This is another re-post from the Lords of Gossamer and Shadow form.  The writer of the book made the mistake of asking what we thought was wrong with Sorcery…

For my part… the biggest problem I have is that it kind of seems like an afterthought to the whole system – kind of a “well, we know there are sorcerers, so I guess we need a magic system” thing. The write-up, particularly the first portion, is very heavy on the “you don’t want this power, it’s a time-waster and it sucks and you will end up basically having a job refreshing these spells and who wants to do that?” theme. I’d really like to see it integrated into the tone of the rest of the information, even if nothing else at all can be done with it.

In terms of particular (IMO) broken points…

1. Casting times are extreme. I’m totally on board with the idea that casting a spell shouldn’t be an instantaneous effect, but the ADRPG assigns something on the order of an hour’s from-scratch casting time to a spell that Merlin casts from scratch in 20 minutes. And I still haven’t figured out the supposed 10-minute spell that is mentioned in passing in the initial description, because every example listed starts with half an hour casting time or more, and every single spell building block starts with 30 minutes casting time. And then you add 5-10 minutes per lynchpin…

1A. It’s never clear in the writeup whether things like high Psyche can reduce casting time, or whether it’s always concrete.

2. The lines between conjuration and sorcery are kind of fuzzy. When does summoning become conjuration and vice versa? When does Shadow manipulation in sorcery cross the line into conjuration, or does it?

3. Spell creation is a joke, as far as I’m concerned. The two “MAGIC RULE”s are good, but the micro-spells themselves are completely unwieldy. Every time I look at that section, I feel like I should go find a slide-rule and a flowchart to figure out how to wedge those things into whatever spell idea I have in mind. I can’t figure out how half the sample spells use those micro-spells, even taking variants into account; how the heck am I supposed to use them to create new ones?

4. It’s a pretty basic concept of fantasy fiction that sorcery has certain inalienable Rules, but we aren’t really given any rules for ADRPG sorcery. There’s no underlying cosmology to it – or at least nothing more sophisticated than “you must have the powers you’re trying to use in a spell.”

Is sorcery a power that relies on the magic contained in an individual? It’s hinted that this is the case in the Attribute Tips, but then there’s a micro-spell for creating magic energy wholesale. Can magic be drawn from the Shadow you’re in instead? How does a sorcerer with a major cosmic Power stack up against a non-Powered one – is that governed by Psyche too, or does Power win the day? Does each sorcerer have some sort of spell book floating around where they’ve written down all the spells they were taught and that they’ve created? What’s a reasonable number of spells for a player character to start with? What (if anything) happens to your one memorized spell when you cast a new one from scratch, since it requires so much upkeep and all?

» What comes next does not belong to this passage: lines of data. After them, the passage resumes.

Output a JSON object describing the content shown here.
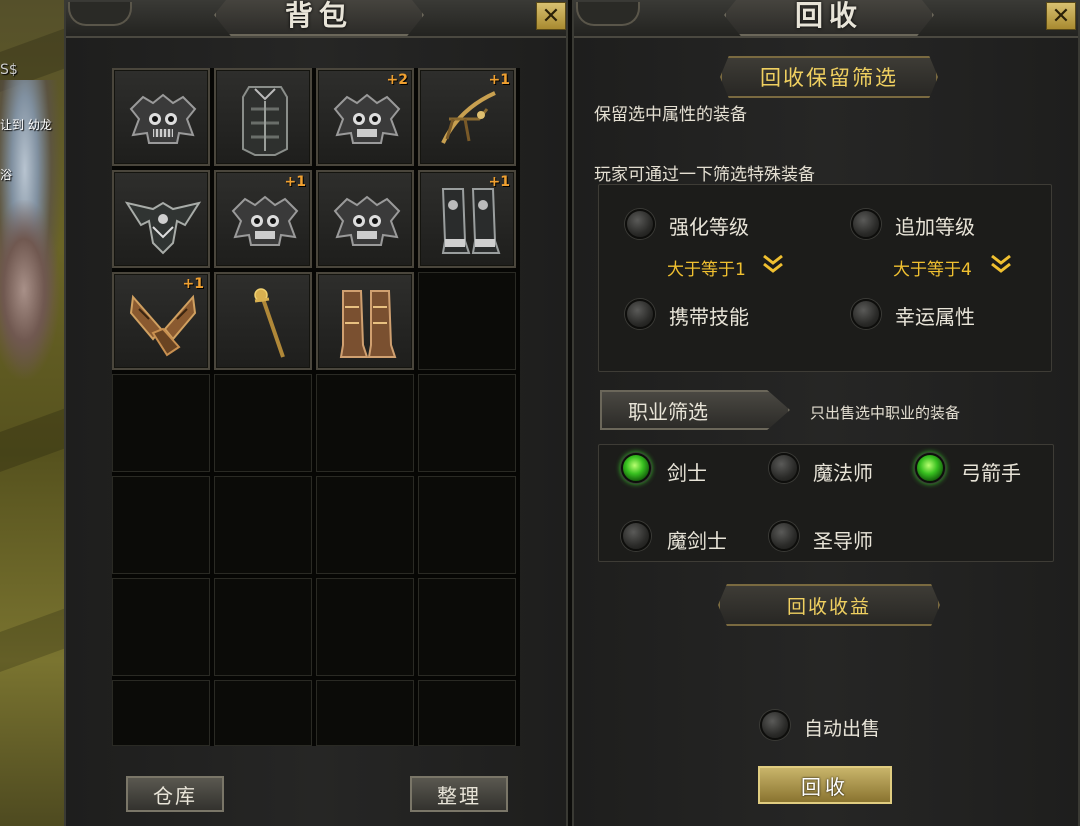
{
  "background": {
    "text_lines": [
      "S$",
      "让到 幼龙",
      "浴"
    ]
  },
  "bag": {
    "title": "背包",
    "close_label": "✕",
    "items": [
      {
        "name": "skull-armor-icon",
        "level": ""
      },
      {
        "name": "dark-chestplate-icon",
        "level": ""
      },
      {
        "name": "skull-armor-icon",
        "level": "+2"
      },
      {
        "name": "golden-bow-icon",
        "level": "+1"
      },
      {
        "name": "winged-armor-icon",
        "level": ""
      },
      {
        "name": "skull-armor-icon",
        "level": "+1"
      },
      {
        "name": "skull-armor-icon",
        "level": ""
      },
      {
        "name": "steel-boots-icon",
        "level": "+1"
      },
      {
        "name": "leather-gloves-icon",
        "level": "+1"
      },
      {
        "name": "golden-staff-icon",
        "level": ""
      },
      {
        "name": "bronze-boots-icon",
        "level": ""
      }
    ],
    "warehouse_button": "仓库",
    "sort_button": "整理"
  },
  "recycle": {
    "title": "回收",
    "close_label": "✕",
    "filter_title": "回收保留筛选",
    "keep_desc": "保留选中属性的装备",
    "special_desc": "玩家可通过一下筛选特殊装备",
    "options": {
      "enhance_label": "强化等级",
      "enhance_value": "大于等于1",
      "extra_label": "追加等级",
      "extra_value": "大于等于4",
      "skill_label": "携带技能",
      "luck_label": "幸运属性"
    },
    "job_tab": "职业筛选",
    "job_desc": "只出售选中职业的装备",
    "jobs": {
      "swordsman": "剑士",
      "mage": "魔法师",
      "archer": "弓箭手",
      "magic_swordsman": "魔剑士",
      "saint": "圣导师"
    },
    "income_title": "回收收益",
    "auto_sell_label": "自动出售",
    "recycle_button": "回收",
    "colors": {
      "gold": "#f0c030",
      "level_orange": "#f0a030",
      "radio_on": "#38c020"
    }
  }
}
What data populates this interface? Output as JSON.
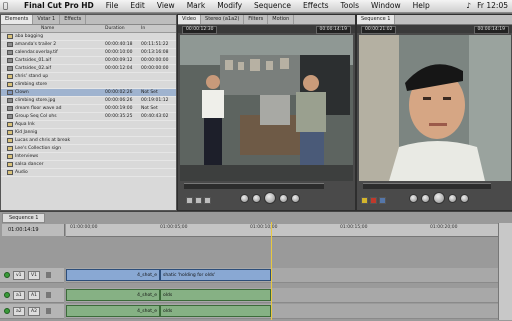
{
  "menubar": {
    "app_name": "Final Cut Pro HD",
    "items": [
      "File",
      "Edit",
      "View",
      "Mark",
      "Modify",
      "Sequence",
      "Effects",
      "Tools",
      "Window",
      "Help"
    ],
    "clock": "Fr 12:05"
  },
  "browser": {
    "tabs": [
      "Elements",
      "Vstar 1",
      "Effects"
    ],
    "columns": [
      "Name",
      "Duration",
      "In"
    ],
    "rows": [
      {
        "name": "aba bagging",
        "dur": "",
        "in": "",
        "type": "bin"
      },
      {
        "name": "amanda's trailer 2",
        "dur": "00:00:40:18",
        "in": "00:11:51:22",
        "type": "clip"
      },
      {
        "name": "calendar.overlay.tif",
        "dur": "00:00:10:00",
        "in": "00:13:16:08",
        "type": "clip"
      },
      {
        "name": "Cartsides_01.aif",
        "dur": "00:00:09:12",
        "in": "00:00:00:00",
        "type": "clip"
      },
      {
        "name": "Cartsides_02.aif",
        "dur": "00:00:12:04",
        "in": "00:00:00:00",
        "type": "clip"
      },
      {
        "name": "chris' stand up",
        "dur": "",
        "in": "",
        "type": "bin"
      },
      {
        "name": "climbing store",
        "dur": "",
        "in": "",
        "type": "bin"
      },
      {
        "name": "Clown",
        "dur": "00:00:02:26",
        "in": "Not Set",
        "type": "seq",
        "selected": true
      },
      {
        "name": "climbing store.jpg",
        "dur": "00:00:06:26",
        "in": "00:19:01:12",
        "type": "clip"
      },
      {
        "name": "dream floor wave ad",
        "dur": "00:00:19:00",
        "in": "Not Set",
        "type": "clip"
      },
      {
        "name": "Group Seq Col ohs",
        "dur": "00:00:35:25",
        "in": "00:40:43:02",
        "type": "clip"
      },
      {
        "name": "Aqua Ink",
        "dur": "",
        "in": "",
        "type": "bin"
      },
      {
        "name": "Kid Jannig",
        "dur": "",
        "in": "",
        "type": "bin"
      },
      {
        "name": "Lucas and chris at break",
        "dur": "",
        "in": "",
        "type": "bin"
      },
      {
        "name": "Lee's Collection sign",
        "dur": "",
        "in": "",
        "type": "bin"
      },
      {
        "name": "Interviews",
        "dur": "",
        "in": "",
        "type": "bin"
      },
      {
        "name": "salsa dancer",
        "dur": "",
        "in": "",
        "type": "bin"
      },
      {
        "name": "Audio",
        "dur": "",
        "in": "",
        "type": "bin"
      }
    ]
  },
  "viewer": {
    "tabs": [
      "Video",
      "Stereo (a1a2)",
      "Filters",
      "Motion"
    ],
    "timecode_left": "00:00:12:30",
    "timecode_right": "00:00:14:19"
  },
  "canvas": {
    "tabs": [
      "Sequence 1"
    ],
    "timecode_left": "00:00:21:02",
    "timecode_right": "00:00:14:19"
  },
  "timeline": {
    "tab_label": "Sequence 1",
    "timecode": "01:00:14:19",
    "ruler_ticks": [
      "01:00:00;00",
      "01:00:05;00",
      "01:00:10;00",
      "01:00:15;00",
      "01:00:20;00"
    ],
    "tracks": [
      {
        "id": "v1",
        "label1": "v1",
        "label2": "V1",
        "clips": [
          {
            "label": "4_shot_e"
          },
          {
            "label": "shatic 'holding for olds'"
          }
        ]
      },
      {
        "id": "a1",
        "label1": "a1",
        "label2": "A1",
        "clips": [
          {
            "label": "4_shot_e"
          },
          {
            "label": "olds"
          }
        ]
      },
      {
        "id": "a2",
        "label1": "a2",
        "label2": "A2",
        "clips": [
          {
            "label": "4_shot_e"
          },
          {
            "label": "olds"
          }
        ]
      }
    ]
  },
  "colors": {
    "video_clip": "#89a8d3",
    "audio_clip": "#86b184",
    "playhead": "#e8c840",
    "selection": "#9fb3cf"
  }
}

5. Advancement is either non-existent or free, depending on how you look at it. There’s just Sorcery. Even Conjuration has High Compelling as an advanced power. The only “advancement” is creating new spells – which costs you nothing but in-game time, where other powers cost you points.

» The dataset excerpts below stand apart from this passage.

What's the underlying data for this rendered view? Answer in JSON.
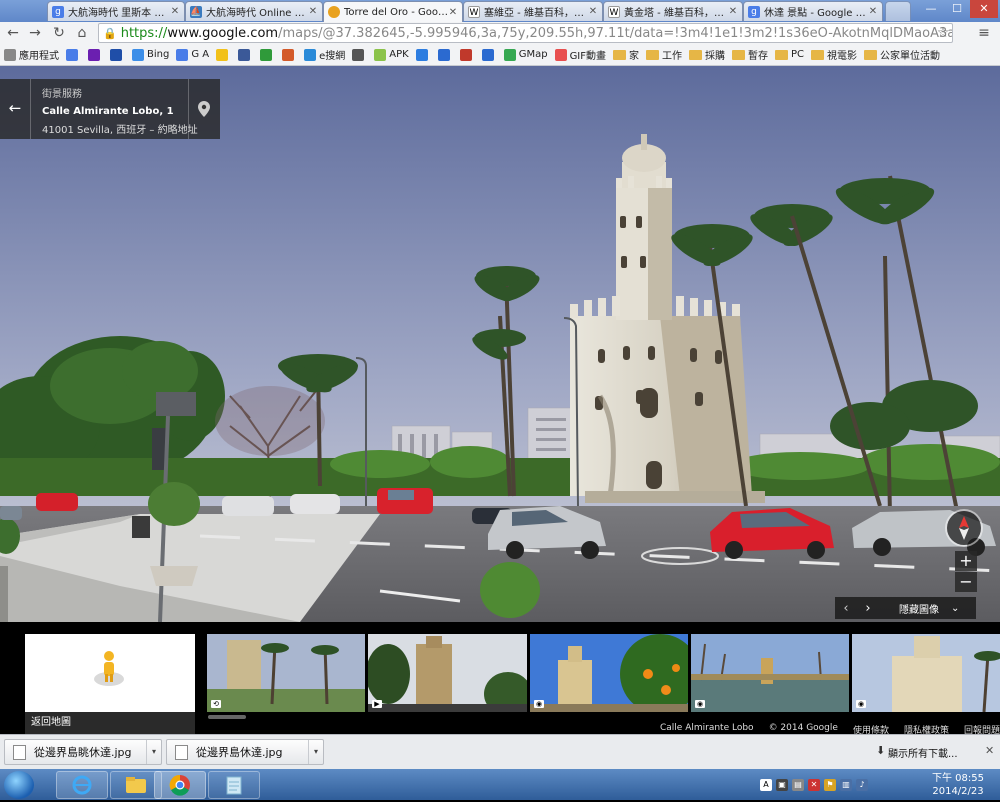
{
  "tabs": [
    {
      "title": "大航海時代 里斯本 地圖",
      "favicon": "google-g-icon"
    },
    {
      "title": "大航海時代 Online 攻略",
      "favicon": "galleon-icon"
    },
    {
      "title": "Torre del Oro - Google",
      "favicon": "street-view-icon",
      "active": true
    },
    {
      "title": "塞維亞 - 維基百科，自由",
      "favicon": "wikipedia-w-icon"
    },
    {
      "title": "黃金塔 - 維基百科，自由",
      "favicon": "wikipedia-w-icon"
    },
    {
      "title": "休達 景點 - Google 搜尋",
      "favicon": "google-g-icon"
    }
  ],
  "window_controls": {
    "minimize": "—",
    "maximize": "☐",
    "close": "✕"
  },
  "toolbar": {
    "back": "←",
    "forward": "→",
    "reload": "↻",
    "home": "⌂",
    "url_scheme": "https://",
    "url_host": "www.google.com",
    "url_rest": "/maps/@37.382645,-5.995946,3a,75y,209.55h,97.11t/data=!3m4!1e1!3m2!1s36eO-AkotnMqlDMaoA3aOw!2e0!6m1",
    "star": "☆",
    "menu": "≡"
  },
  "bookmarks": [
    {
      "label": "應用程式",
      "icon": "apps-grid-icon",
      "type": "apps"
    },
    {
      "label": "",
      "icon": "google-g-icon",
      "type": "icon"
    },
    {
      "label": "",
      "icon": "yahoo-y-icon",
      "type": "icon"
    },
    {
      "label": "",
      "icon": "paypal-p-icon",
      "type": "icon"
    },
    {
      "label": "Bing",
      "icon": "windows-logo-icon",
      "type": "icon"
    },
    {
      "label": "G A",
      "icon": "google-g-icon",
      "type": "icon"
    },
    {
      "label": "",
      "icon": "yellow-square-icon",
      "type": "icon"
    },
    {
      "label": "",
      "icon": "facebook-f-icon",
      "type": "icon"
    },
    {
      "label": "",
      "icon": "green-square-icon",
      "type": "icon"
    },
    {
      "label": "",
      "icon": "plurk-icon",
      "type": "icon"
    },
    {
      "label": "e搜網",
      "icon": "e-globe-icon",
      "type": "icon"
    },
    {
      "label": "",
      "icon": "stack-icon",
      "type": "icon"
    },
    {
      "label": "APK",
      "icon": "apk-icon",
      "type": "icon"
    },
    {
      "label": "",
      "icon": "dropbox-icon",
      "type": "icon"
    },
    {
      "label": "",
      "icon": "plus-circle-icon",
      "type": "icon"
    },
    {
      "label": "",
      "icon": "squiggle-icon",
      "type": "icon"
    },
    {
      "label": "",
      "icon": "blue-square-icon",
      "type": "icon"
    },
    {
      "label": "GMap",
      "icon": "gmap-icon",
      "type": "icon"
    },
    {
      "label": "GIF動畫",
      "icon": "gif-icon",
      "type": "icon"
    },
    {
      "label": "家",
      "icon": "folder-icon",
      "type": "folder"
    },
    {
      "label": "工作",
      "icon": "folder-icon",
      "type": "folder"
    },
    {
      "label": "採購",
      "icon": "folder-icon",
      "type": "folder"
    },
    {
      "label": "暫存",
      "icon": "folder-icon",
      "type": "folder"
    },
    {
      "label": "PC",
      "icon": "folder-icon",
      "type": "folder"
    },
    {
      "label": "視電影",
      "icon": "folder-icon",
      "type": "folder"
    },
    {
      "label": "公家單位活動",
      "icon": "folder-icon",
      "type": "folder"
    }
  ],
  "infocard": {
    "service": "街景服務",
    "street": "Calle Almirante Lobo, 1",
    "address": "41001 Sevilla, 西班牙 – 約略地址",
    "back_icon": "←"
  },
  "controls": {
    "zoom_in": "+",
    "zoom_out": "−",
    "nav_prev": "‹",
    "nav_next": "›",
    "hide_images": "隱藏圖像",
    "collapse": "⌄"
  },
  "filmstrip": {
    "map_label": "返回地圖",
    "footer": {
      "street": "Calle Almirante Lobo",
      "copyright": "© 2014 Google",
      "terms": "使用條款",
      "privacy": "隱私權政策",
      "report": "回報問題"
    }
  },
  "downloads": {
    "items": [
      "從邊界島眺休達.jpg",
      "從邊界島休達.jpg"
    ],
    "show_all": "顯示所有下載...",
    "close": "✕"
  },
  "taskbar": {
    "apps": [
      "ie-icon",
      "explorer-folder-icon",
      "chrome-icon",
      "notepad-icon"
    ],
    "time": "下午 08:55",
    "date": "2014/2/23"
  },
  "colors": {
    "sky_top": "#6d7aa8",
    "sky_bottom": "#c6c8d4",
    "road": "#6b6b70",
    "tower": "#ddd9cc",
    "car_red": "#d8202a"
  }
}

I’ve seen some surprisingly elegant solutions to this – the simplest being to break Sorcery down into “can use major Powers” and “can’t use major Powers.” One GM I’ve played under several times breaks it down into local mage (only knows magic in one Shadow), area mage (knows magic in a few neighboring Shadows or a band of similar Shadows), and universal mage (knows magic everywhere), with different point costs for each. Another asks that you pay specifically for “Pattern Sorcery” or “Logrus Sorcery,” in addition to plain old Sorcery, if you want to use those Powers as part of your spells.

Not that I’ve considered any of this or anything, right? :lol:

I think every GM I’ve talked to about it has had slightly different reasons why, but the general consensus I’ve heard is, “it’s just badly written and doesn’t adhere well to canon.” For the first series purists, the problem seems to be that it’s too close to Merlin canon; for other folks, it seems to be that it can’t be used to accurately describe what’s written in the Merlin books. For those that don’t particularly care one way or the other about Merlin, it seems to be that there are holes you could drive a mac truck through, and it’s easier to start over than fix those and any other problems in the system as a whole.